Jair Bolsonaro tem em comum com Fernando Collor e Dilma Rousseff o temperamento difícil, um certo pendor solitário, de pouco apreço pelo diálogo. Cuide ele para que as semelhanças se encerrem aí. O presidencialismo de coalizão exige moderação. José Sarney, Fernando Henrique e Lula da Silva, aqueles que conseguiram alcançar a linha de chegada na maratona do mandato, são emblemáticos.

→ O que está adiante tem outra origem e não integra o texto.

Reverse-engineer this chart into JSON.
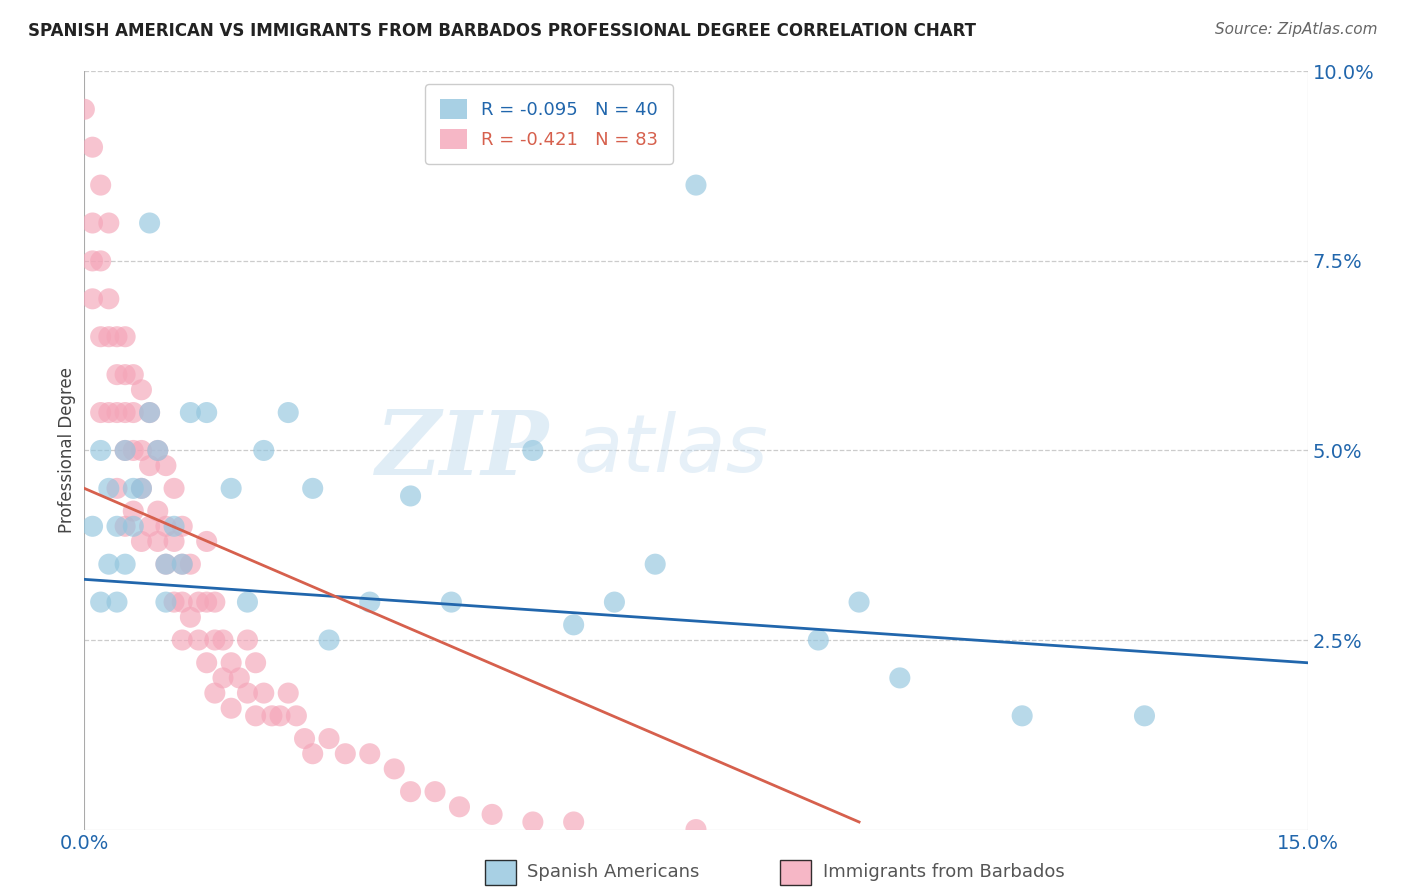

Aliás, ele deveria ler os registros que FHC escreveu durante o exercício do cargo, um inventário da sóbria degustação de sapos de todos os tamanhos, a arte de fazer o que pretendia dando a todos a impressão de que mandava pouco. Tancredo Neves: “um presidente tem que dar as cartas e não embaraçá-las”. Bolsonaro já definiu seus adversários. Mas ainda não escalou com clareza seus aliados.
Com pouco tempo de governo, são muitos os que pularam ou caíram do barco: do núcleo de campanha, Paulo Marinho e Gustavo Bebianno; dos movimentos sociais, o MBL; dos bem votados, Janaína Paschoal e Alexandre Frota. No âmbito interno não é diferente: já demitiu general de prestígio (Santos Cruz) e mandou outro para o freezer (Augusto Heleno). Tem o caso do vice (um excluído raiz) e, agora, desidrata seu mais acreditado avalista, Sérgio Moro.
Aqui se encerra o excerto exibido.